As shareholders get increasingly fed up with corporate strategy, executive pay and companies’ climate change stance, more rebellions are expected in the 2019 AGM season.
According to Investment Association numbers, there was a 25% increase in the number of individual resolutions added to the public register in 2018. Among FTSE 100 companies, 18 pay resolutions attracted over 20% shareholder dissent, double the amount in 2017.
According to Ashley Hamilton Claxton (pictured), head of responsible investment at Royal London Asset Management (RLAM), there is now a greater willingness among shareholders to vote against motions.
She said: ‘Shareholders are more willing to vote against and companies are increasingly more immune to those votes. It used to be embarrassing for companies to get 10-15%, but now 20-30% doesn’t seem to be as big a deal. Higher votes against are becoming normalised.
‘I think there’s more public scrutiny on asset managers to hold companies accountable. However, we will have conversations behind closed doors with companies that never make it to the public vote, so it’s not a case of asset managers not raising issues.’
According to research analysts at global governance services provider Glass Lewis, the trend of enhanced scrutiny will continue in the 2019 AGM season, particularly in relation to auditors.
In a Governance Institute piece, research manager Natasha O’Connor and research analysts Bernadette O’Donoghue and Cian Whelan said that following Carillion’s collapse it was ‘not surprising that this year’s AGM season saw a more focused appraisal of auditors and their roles as scrutineers of publicly presented information’.
They added: ‘We have seen increased scrutiny of companies’ succession planning, with analysis relying heavily on nuanced aspects of a company’s disclosure, particularly the corporate governance statement and the nomination committee’s report.’
They also expect to see more guidelines from companies on engaging with their workforce in 2019, the meaningful disclosure of which ‘will play a vital role in evaluation efficacy and compliance with the new [UK Corporate Governance Code]’.
Euan Stirling (pictured below), global head of stewardship and ESG investment at Aberdeen Standard Investments said in the wake of the failures of Carillion and Patisserie Valerie, the firm supports the BEIS Committee inquiry into the future of the audit market.
He added: ‘It is essential that investors are able to rely on company financial statements and audit reports as a source of accurate, considered and impartial information.’
Among asset managers setting out engagement priorities for 2019 is BlackRock. Its investment stewardship team outlined five key points they hope company boards will embrace. These are: governance, corporate strategy and capital allocation, compensation that promotes long-termism, environmental risks and opportunities, and human capital management.
Remuneration of executives was a significant issue last year and it continues to be highlighted as a key concern for a number of asset managers.
On compensation issues, BlackRock noted: ‘We are interested in how boards establish and explain performance metrics and hurdles in the context of the aforementioned long-term strategy setting.
'We expect executive incentives to use performance measures that are closely linked to the company’s long-term strategy and goals.
'This should ensure that executives are rewarded for delivering strong and sustainable returns over the long-term, as opposed to short-term hikes in share prices.’
Elsewhere, Hamilton Claxton said RLAM has repeatedly voted against remuneration reports from house builder Persimmon.
‘We wrote to Persimmon about pay and were voting against it for quite a number of years – we only own them in our passive fund, but voted against the original proposal in 2012 and against it ever since,’ she explained.
In April 2018, shareholders voted against the firm’s Long Term Incentive Plan for the sixth consecutive year, which awarded a £75 million bonus to chief executive Jeff Fairburn.

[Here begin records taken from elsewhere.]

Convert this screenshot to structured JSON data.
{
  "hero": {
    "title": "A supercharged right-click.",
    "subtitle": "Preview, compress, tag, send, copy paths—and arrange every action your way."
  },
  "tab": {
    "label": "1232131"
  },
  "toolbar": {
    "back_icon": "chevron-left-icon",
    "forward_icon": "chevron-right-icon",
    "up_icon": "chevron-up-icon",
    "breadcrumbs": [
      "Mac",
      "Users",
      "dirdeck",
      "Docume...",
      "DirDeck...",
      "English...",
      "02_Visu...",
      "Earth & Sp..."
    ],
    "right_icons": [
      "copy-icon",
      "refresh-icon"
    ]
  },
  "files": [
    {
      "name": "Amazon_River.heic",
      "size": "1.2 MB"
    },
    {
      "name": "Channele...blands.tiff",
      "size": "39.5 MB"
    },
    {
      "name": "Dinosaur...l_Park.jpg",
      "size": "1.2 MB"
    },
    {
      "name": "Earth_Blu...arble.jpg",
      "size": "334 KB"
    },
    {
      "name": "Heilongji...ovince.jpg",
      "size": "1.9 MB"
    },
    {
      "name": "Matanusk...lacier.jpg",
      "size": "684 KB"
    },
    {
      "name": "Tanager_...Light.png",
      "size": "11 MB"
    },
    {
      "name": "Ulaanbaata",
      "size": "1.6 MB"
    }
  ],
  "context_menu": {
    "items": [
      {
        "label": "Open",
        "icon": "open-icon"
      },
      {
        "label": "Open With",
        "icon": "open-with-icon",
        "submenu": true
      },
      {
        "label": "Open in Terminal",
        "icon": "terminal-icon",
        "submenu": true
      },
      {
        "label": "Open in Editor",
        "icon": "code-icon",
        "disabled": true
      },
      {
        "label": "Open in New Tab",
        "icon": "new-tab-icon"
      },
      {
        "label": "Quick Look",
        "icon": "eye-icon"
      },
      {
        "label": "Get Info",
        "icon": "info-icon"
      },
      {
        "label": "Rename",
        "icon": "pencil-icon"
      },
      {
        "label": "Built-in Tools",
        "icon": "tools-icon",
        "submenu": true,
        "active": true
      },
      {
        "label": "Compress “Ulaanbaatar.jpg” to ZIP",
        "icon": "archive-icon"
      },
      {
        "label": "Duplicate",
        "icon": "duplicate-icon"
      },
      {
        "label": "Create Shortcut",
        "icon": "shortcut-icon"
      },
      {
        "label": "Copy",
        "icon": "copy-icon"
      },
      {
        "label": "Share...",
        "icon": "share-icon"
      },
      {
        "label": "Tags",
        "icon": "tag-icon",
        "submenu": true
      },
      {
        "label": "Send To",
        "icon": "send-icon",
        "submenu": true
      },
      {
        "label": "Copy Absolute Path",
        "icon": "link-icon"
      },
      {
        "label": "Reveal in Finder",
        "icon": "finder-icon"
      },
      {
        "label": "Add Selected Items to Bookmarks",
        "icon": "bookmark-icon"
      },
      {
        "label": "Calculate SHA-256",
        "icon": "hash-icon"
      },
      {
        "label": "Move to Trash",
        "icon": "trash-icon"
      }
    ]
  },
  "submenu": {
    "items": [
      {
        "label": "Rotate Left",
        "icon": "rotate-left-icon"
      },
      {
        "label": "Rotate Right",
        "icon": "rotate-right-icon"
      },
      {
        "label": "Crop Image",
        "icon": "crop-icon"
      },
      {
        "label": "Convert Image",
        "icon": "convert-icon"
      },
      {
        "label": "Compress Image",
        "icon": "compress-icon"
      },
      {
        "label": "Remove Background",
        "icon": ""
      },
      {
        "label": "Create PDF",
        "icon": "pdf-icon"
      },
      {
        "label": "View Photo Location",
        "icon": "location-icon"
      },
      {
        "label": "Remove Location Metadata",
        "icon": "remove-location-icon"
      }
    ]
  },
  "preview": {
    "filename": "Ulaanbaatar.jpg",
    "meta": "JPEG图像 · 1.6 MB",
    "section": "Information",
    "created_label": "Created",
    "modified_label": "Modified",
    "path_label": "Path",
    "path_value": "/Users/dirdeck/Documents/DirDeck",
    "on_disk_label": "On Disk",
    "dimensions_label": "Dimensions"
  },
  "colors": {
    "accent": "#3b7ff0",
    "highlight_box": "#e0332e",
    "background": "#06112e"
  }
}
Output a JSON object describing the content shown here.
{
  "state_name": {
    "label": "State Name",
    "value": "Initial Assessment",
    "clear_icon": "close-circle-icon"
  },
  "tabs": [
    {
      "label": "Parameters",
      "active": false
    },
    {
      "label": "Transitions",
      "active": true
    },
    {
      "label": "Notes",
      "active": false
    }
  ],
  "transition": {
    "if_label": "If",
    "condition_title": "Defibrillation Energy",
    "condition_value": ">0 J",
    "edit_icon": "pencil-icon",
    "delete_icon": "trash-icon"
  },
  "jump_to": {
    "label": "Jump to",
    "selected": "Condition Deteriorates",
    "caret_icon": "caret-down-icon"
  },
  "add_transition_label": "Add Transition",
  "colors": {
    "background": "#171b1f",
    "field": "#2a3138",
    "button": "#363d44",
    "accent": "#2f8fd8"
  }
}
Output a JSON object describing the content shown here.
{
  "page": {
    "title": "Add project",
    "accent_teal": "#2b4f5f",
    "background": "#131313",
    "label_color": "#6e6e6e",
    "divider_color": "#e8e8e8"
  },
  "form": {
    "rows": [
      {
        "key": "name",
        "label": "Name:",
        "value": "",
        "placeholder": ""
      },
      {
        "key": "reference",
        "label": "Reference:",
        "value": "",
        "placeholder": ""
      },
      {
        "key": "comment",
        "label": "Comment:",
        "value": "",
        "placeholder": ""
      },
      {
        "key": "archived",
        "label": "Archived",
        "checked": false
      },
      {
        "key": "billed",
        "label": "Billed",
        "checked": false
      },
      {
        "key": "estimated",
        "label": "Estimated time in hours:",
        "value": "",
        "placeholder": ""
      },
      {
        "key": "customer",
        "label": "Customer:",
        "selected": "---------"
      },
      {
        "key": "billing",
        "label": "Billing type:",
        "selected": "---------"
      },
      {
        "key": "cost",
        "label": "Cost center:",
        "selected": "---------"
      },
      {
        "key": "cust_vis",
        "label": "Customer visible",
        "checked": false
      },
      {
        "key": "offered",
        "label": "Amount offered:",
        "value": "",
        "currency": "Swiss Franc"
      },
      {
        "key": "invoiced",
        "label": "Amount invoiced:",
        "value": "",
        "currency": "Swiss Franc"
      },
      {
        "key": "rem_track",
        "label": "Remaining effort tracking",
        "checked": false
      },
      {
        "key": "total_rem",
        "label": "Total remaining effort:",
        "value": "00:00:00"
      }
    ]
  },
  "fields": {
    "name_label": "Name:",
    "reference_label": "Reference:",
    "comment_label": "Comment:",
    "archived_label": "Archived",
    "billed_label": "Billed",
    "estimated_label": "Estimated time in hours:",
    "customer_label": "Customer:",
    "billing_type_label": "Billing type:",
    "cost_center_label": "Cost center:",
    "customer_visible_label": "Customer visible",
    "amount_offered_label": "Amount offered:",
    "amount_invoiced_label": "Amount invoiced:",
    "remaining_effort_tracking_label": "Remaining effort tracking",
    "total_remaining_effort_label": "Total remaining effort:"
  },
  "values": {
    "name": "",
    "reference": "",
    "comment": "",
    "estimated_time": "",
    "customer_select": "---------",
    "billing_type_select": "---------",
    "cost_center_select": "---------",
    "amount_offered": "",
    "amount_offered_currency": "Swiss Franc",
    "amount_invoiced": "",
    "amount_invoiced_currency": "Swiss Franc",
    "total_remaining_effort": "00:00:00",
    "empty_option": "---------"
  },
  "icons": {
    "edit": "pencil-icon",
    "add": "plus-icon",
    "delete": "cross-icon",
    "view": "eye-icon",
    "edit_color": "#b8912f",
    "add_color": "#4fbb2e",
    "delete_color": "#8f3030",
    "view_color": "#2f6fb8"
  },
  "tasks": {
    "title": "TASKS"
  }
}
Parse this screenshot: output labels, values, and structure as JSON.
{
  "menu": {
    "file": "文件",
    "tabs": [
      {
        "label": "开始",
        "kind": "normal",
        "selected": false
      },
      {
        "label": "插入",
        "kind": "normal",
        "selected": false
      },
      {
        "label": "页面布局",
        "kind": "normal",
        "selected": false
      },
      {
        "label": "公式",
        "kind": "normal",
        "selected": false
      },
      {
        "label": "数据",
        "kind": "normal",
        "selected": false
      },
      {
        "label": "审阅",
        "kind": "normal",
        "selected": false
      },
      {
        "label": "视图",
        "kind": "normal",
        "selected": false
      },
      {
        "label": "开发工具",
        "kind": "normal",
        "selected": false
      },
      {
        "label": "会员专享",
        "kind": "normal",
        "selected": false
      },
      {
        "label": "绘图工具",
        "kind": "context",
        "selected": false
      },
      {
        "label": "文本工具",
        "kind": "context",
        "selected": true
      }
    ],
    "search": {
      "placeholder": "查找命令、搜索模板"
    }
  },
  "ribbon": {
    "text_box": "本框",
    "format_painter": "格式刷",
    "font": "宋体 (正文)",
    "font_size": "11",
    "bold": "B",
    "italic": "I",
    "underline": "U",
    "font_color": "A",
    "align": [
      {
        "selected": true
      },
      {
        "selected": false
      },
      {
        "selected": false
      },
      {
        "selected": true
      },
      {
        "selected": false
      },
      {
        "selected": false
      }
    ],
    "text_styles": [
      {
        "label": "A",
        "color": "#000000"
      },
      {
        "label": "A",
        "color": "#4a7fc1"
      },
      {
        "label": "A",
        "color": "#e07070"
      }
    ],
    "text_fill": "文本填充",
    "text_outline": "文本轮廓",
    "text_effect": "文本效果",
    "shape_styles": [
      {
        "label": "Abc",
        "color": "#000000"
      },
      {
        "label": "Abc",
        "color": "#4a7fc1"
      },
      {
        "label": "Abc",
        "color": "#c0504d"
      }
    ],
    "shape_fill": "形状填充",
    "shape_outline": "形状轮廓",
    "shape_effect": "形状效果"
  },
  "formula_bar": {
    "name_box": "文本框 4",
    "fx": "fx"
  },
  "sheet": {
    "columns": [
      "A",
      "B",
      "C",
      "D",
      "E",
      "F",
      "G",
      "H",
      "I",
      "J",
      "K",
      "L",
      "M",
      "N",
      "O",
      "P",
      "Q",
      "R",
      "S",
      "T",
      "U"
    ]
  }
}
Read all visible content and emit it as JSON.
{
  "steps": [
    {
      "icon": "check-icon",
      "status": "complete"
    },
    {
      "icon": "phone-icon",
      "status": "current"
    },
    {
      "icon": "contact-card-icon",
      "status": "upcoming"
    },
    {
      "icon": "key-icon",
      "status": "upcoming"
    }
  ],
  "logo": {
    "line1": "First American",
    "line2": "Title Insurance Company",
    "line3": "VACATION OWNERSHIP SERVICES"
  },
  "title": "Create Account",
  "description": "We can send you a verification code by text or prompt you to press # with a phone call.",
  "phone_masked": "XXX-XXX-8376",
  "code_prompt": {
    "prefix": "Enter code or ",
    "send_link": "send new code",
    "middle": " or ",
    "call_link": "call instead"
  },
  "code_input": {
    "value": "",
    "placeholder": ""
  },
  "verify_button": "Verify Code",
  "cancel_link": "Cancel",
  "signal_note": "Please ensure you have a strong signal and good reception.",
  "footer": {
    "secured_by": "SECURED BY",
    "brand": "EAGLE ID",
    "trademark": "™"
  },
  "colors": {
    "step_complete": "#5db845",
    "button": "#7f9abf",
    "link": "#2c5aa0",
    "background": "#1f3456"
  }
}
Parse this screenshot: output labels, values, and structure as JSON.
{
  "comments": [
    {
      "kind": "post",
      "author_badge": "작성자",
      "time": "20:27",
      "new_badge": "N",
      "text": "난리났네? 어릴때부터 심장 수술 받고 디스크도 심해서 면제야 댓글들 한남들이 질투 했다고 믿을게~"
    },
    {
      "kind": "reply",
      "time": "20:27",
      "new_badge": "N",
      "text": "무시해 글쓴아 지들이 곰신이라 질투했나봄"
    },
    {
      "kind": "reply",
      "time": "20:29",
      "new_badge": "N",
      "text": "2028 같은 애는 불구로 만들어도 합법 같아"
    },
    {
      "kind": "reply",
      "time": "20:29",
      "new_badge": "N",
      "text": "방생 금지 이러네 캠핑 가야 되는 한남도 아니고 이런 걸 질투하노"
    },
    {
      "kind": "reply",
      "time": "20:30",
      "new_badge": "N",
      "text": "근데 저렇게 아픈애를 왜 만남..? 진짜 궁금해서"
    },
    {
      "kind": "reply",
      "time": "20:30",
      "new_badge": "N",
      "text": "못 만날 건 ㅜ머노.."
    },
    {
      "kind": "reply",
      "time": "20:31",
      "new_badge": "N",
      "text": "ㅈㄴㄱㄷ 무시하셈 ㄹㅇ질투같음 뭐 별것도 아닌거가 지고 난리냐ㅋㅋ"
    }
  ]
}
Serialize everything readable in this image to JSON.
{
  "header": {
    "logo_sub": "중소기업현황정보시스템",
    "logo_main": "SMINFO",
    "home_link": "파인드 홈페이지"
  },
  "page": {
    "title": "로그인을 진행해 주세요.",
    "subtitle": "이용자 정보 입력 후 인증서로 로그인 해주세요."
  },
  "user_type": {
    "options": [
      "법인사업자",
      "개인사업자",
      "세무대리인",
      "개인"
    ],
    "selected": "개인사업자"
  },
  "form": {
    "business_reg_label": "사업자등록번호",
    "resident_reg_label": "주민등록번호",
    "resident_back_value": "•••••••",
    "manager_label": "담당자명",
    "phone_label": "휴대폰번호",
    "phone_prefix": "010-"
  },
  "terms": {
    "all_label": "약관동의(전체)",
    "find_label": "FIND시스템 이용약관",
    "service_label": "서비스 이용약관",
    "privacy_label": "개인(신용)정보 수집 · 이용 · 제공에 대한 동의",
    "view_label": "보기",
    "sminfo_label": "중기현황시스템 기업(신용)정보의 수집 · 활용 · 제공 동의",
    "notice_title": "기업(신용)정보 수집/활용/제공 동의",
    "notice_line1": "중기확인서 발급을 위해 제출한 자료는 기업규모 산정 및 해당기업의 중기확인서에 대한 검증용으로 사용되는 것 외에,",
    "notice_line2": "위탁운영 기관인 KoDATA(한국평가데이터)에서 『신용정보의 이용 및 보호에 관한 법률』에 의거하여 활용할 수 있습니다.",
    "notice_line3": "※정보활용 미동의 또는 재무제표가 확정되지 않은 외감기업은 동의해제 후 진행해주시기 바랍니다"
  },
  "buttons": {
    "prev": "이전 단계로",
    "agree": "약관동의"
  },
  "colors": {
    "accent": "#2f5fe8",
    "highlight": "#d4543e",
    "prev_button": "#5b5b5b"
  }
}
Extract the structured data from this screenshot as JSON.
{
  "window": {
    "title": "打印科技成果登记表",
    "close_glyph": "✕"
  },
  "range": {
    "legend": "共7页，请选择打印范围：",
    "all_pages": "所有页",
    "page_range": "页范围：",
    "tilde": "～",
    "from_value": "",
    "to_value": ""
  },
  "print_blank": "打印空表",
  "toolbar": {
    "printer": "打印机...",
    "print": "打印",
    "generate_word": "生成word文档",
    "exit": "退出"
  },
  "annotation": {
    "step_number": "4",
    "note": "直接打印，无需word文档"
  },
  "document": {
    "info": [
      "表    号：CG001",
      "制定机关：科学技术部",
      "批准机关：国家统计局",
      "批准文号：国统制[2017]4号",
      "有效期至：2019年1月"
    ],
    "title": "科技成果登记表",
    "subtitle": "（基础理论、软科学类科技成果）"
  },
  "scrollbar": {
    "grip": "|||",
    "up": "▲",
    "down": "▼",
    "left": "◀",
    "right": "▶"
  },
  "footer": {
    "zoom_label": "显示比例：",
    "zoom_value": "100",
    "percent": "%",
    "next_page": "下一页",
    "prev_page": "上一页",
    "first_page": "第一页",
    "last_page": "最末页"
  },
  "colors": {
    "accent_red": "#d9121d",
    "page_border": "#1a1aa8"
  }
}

With the Investment Association warning 32 FTSE All-share companies to expect fresh shareholder revolts if they do not respond sufficiently to investor views, it is likely that there will be more rebellions in 2019.
However, Stirling said that he does not expect a similar ‘shareholder spring’ to the one witnessed a few years ago ‘as the majority of companies realise that excessive pay awards have a negative impact of the reputation of the company which in turn has an adverse effect on the share price’.
Another company actively engaging with companies regarding climate change is Legal & General Investment Management (LGIM), which made a climate impact pledge in 2017, calling 84 of the world’s largest companies it invests in to adapt to a low carbon economy.
It is an ongoing effort by LGIM to put pressure on firms and head of sustainability Meryam Omi (pictured above) said they have seen many companies, from banks to oil and gas producers, take positive steps after a year.